I was reading the code for semlib, a Python library that lets you process and analyze data using LLM-powered operations like map
, filter
, and reduce
. The author, Anish Athalye, has also written a great post explaining the motivation behind it.
The code is well written and thought out in terms of abstractions, unit tests and of course documentation. I wanted to capture a few learnings that I found valuable when thinking about Python code design.
Let’s start with something basic. Suppose we want to ask an LLM about the color of each fruit in a list:
`map(["apple", "banana", "kiwi"], template="What color is {}? Reply in a single word.")`.
The output in this case might be ['Red.', 'Yellow.', 'Green.']
.
So how does Semlib make this map
function work?
Base class: Create a base Base
class that handles LLM interaction. It uses LiteLLM under the hood that provides support for different LLM providers.
Three things I found particularly interesting here:
- Concurrency control – The use of
asyncio.Semaphore
to rate-limit concurrent LLM API calls. - Caching - Cache keys are built from
(messages, return type and the model)
, hashed to create a unique identifier. Caching itself is implemented using an inheritance-based approach, supporting both in-memory or disk caching. The use of asyncCondition
helps coordinate cache fills and lookup asynchronously, while sets are used to keep track of the pending requests. - Type safety - The use of generics and overloading in Python. Generics and
@overload
are used effectively to make prompts and responses type-safe, improving both auto-complete and static checks.
Map: Map
class is dervied from Base
class implemented above where each item in the list is passed to LLM.
Three interesting things that stood out:
- Two interfaces - You can call
Map
either via a class instance or a standalone function. The use of positional (/
) and keyword (*
) arguments is well thought out. - Type clarity - Overloading and generics combine to make the API intuitive and correctly typed for multiple combinations of input and output types.

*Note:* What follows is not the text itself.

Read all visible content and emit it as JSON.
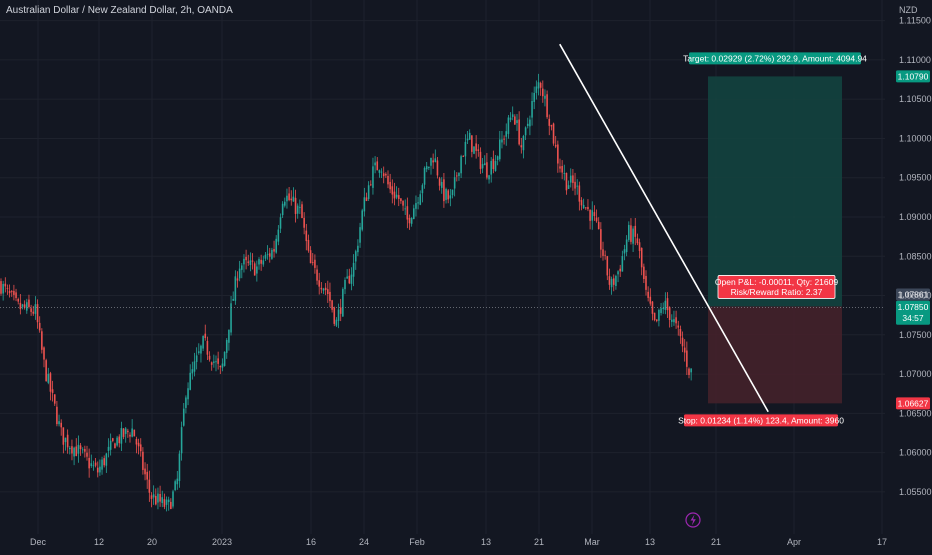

- Async and sync symmetry – Every async function has a sync counterpart, so users can pick the right abstraction without worrying about the implementation.
The library also implements other LLM-powered primitives such as filter
, reduce
, sort
, compare
, apply
.
Finally, the test suite is equally well-designed. I particularly liked the approach taken to implement the unit tests for Base
class in conftest.py
. The conftest.py
in Pytest contains shared fixtures for all the tests.
LLMMocker
is used to mock the responses from LLM. llm_mocker
pytest fixture that uses LLMMocker
to patch and return the mocked responses for a given prompt. This way other operations can use this fixture as following
@pytest.mark.asyncio
async def test_map_async(llm_mocker: Callable[[dict[str, str]], LLMMocker]) -> None:
mocker = llm_mocker(
{
"What is 1 + 1?": "2",
"What is 1 + 3?": "4",
"What is 1 + 5?": "6",
}
)
with mocker.patch_llm():
result: list[str] = await map([1, 3, 5], "What is 1 + {:d}?")
assert result == ["2", "4", "6"]
Overall, the code in this library was beautifully thought out. Some lessons I learned:
- Use Pydantic for validation and structured data.
- Manage concurrency with async
Condition
andSemaphore
. - Use overloading and generics to make type hints meaningful.
- Offer both sync and async interfaces for flexibility.
- Write unit tests that isolate LLM calls through fixtures and mocks.